Com o avanço da Inteligência Artificial, empresas passaram a usar ferramentas capazes de identificar padrões suspeitos, respostas ensaiadas e até sinais de exagero em experiências profissionais.

Entre os problemas mais comuns encontrados estão a ampliação de competências, experiências infladas e domínio de idiomas acima do nível real.

Mas não para por aí.

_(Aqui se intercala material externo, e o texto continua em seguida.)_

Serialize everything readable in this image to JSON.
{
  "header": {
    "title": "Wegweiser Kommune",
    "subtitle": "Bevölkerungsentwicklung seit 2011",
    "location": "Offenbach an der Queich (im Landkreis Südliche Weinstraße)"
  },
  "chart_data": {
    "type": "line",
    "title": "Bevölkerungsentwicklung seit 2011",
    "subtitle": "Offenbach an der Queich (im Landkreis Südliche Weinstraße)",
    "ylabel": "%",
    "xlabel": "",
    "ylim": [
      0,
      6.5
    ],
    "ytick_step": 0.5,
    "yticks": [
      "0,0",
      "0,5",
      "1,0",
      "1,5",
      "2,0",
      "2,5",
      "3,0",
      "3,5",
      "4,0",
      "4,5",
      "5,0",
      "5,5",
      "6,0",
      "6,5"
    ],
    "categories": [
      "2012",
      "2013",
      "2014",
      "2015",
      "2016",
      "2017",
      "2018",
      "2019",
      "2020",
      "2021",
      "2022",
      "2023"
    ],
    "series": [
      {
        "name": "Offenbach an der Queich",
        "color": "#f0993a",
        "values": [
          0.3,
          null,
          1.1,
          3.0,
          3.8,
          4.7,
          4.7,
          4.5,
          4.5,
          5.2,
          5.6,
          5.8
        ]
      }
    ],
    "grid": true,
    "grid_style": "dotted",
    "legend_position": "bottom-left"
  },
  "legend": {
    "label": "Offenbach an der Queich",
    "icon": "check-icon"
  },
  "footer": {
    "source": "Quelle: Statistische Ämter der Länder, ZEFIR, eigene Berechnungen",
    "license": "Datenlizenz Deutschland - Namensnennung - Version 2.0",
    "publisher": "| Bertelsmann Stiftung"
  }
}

Os sinais que mais levantam alerta incluem:

  • Respostas mecânicas ou padronizadas (69%)
  • Inconsistências entre currículo e fala (65%)
  • Dificuldade em responder de forma espontânea (51%)
  • Falta de profundidade ao explicar experiências (51%)
  • Incapacidade de justificar decisões técnicas (39%)
  • Linguagem formal demais ou artificial (36%)
  • Resultados “perfeitos demais”, sem falhas (33%)
  • Respostas semelhantes a conteúdos gerados por IA (30%)
  • Mudança brusca na fluidez ao detalhar algo (28%)
  • Desconhecimento sobre o próprio currículo (26%)

Segundo especialistas, o problema não está apenas em mentir, mas em não conseguir sustentar a narrativa quando questionado.

Outro ponto que chama atenção é o aumento de respostas muito “perfeitas” - muitas vezes inspiradas ou até geradas por IA - que acabam soando artificiais durante a entrevista.

Na prática, o uso da tecnologia tem forçado candidatos a serem mais autênticos, já que inconsistências são detectadas com mais facilidade.

O recado do mercado é claro: em vez de parecer perfeito, é melhor ser coerente, porque, hoje, até as máquinas já conseguem perceber quando a história não bate.